Furthermore, there's the question of surveillance. In an era where we're voluntarily giving up personal information to smartphones and other machines, how else can we feel at ease with such scrutiny than by cushioning it with the hope these devices will sort out our data for us? As a result, the more these robots ‘pass’, the more humans feel comfortable having them in close proximity in private spaces. A big part of this comfort, argues Sweeney, is gender. “[G]ender operates in these systems to signal domesticity and trust-making,” she says. “People feel comfortable having otherwise intrusive technologies in their most private spaces. […] ‘Authenticity’ can smooth over the discomfort of having Amazon track your movements around the house.”

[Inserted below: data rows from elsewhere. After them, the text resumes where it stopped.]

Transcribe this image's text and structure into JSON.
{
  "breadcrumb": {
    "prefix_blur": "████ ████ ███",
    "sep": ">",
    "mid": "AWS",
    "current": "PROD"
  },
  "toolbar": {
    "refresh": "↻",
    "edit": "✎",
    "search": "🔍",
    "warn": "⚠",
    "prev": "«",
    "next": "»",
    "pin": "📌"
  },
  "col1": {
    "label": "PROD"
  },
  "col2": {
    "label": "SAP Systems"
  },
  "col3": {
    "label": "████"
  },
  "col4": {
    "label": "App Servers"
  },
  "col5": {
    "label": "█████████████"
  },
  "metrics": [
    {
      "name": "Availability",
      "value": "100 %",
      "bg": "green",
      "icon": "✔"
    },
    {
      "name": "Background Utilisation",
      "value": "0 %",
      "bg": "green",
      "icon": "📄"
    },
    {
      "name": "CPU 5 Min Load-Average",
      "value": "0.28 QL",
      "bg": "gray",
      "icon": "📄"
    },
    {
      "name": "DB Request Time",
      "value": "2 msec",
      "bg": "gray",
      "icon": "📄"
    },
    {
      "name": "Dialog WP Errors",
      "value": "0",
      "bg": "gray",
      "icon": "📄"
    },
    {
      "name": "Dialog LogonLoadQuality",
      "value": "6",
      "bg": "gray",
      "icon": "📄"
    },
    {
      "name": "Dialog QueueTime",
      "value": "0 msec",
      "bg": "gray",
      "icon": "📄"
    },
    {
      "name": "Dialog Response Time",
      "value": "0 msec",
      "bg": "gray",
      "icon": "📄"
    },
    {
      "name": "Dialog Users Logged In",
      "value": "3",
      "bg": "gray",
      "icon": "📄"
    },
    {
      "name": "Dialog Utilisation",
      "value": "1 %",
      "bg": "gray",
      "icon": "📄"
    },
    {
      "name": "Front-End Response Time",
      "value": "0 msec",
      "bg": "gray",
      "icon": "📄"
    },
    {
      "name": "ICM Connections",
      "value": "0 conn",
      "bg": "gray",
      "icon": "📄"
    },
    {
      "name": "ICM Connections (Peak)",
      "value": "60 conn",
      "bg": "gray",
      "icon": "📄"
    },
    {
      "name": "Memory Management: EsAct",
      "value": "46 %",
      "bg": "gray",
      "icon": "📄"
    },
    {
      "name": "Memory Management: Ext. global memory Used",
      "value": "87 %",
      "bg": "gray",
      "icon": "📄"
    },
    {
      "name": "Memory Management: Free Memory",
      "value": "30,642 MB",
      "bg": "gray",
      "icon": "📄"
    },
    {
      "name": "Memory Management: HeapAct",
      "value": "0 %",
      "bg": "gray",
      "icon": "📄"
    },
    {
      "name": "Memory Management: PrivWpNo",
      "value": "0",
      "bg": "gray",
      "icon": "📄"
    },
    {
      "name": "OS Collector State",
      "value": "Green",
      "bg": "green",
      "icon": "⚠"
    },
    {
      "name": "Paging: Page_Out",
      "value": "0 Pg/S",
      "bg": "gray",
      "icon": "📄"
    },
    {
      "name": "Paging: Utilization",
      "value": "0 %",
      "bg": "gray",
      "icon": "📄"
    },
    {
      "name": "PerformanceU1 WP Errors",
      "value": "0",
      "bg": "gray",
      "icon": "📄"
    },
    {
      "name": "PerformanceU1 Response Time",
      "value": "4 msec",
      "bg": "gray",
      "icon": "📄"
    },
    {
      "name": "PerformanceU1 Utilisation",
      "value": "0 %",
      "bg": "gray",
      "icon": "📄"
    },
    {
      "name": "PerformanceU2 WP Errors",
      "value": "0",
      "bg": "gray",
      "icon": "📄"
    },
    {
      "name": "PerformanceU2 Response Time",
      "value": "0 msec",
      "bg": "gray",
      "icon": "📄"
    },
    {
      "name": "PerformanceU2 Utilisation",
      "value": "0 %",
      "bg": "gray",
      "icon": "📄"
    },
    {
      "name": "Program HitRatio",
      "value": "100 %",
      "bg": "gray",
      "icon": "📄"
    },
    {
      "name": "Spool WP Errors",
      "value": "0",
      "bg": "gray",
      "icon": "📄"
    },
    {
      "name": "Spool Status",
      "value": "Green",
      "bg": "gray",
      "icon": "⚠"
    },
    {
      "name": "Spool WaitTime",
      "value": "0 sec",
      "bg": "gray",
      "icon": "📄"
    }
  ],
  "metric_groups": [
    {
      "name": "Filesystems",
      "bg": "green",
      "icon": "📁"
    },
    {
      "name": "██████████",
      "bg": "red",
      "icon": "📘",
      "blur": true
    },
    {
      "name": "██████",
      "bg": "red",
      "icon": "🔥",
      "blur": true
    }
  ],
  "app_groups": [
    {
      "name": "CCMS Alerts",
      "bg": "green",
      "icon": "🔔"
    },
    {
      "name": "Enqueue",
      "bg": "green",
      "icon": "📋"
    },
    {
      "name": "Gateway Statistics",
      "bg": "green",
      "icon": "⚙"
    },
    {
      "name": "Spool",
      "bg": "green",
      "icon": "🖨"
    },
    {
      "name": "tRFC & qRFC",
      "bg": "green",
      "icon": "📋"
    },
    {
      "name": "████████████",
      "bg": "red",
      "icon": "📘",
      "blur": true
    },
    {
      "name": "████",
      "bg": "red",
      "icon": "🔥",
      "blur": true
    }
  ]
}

The question of authenticity once again looms over the ways artificial intelligence is constructed, which points to the human–machine binary deeply embedded into the fabric of the tech world. And when gendered affective labour is both manufactured via bots yet simultaneously dismissed, this binary continues along the same path as the male–female binary that uncompromisingly sorts gender into two distinct and disconnected forms. While it's a known fact that the tech world is largely male dominated, the tech that materialises still reflects this disparity. Kate Crawford, co-founder of research institute AI Now, noted in 2017 how, “if you have rooms that are very homogeneous, that have all had the same life experiences and educational backgrounds, and they're all relatively wealthy, their perspective on the world is going to mirror what they already know.”
Does it matter, then, that machines pass? When artificial intelligence has to seem human in order to be taken seriously, the case to prove an elusive legitimacy isn't dissimilar to the pressure some women feel to adhere to a fleeting essentialism. The goalposts will always shift as society evolves. Accordingly, Sweeney urges us to keep questioning. “How can we trouble gender binaries as we rethink human–machine binaries? Can we conceptualise AI that aren't reliant on human gender structures?”
If we start thinking about the ways we construct these binaries, we can then hopefully begin to collapse – and not perpetuate – AI's place in the structures of power and inequality around us. The machine, after all, is an amalgamation of our many states of being, a mirror to the many realities only we can materialise.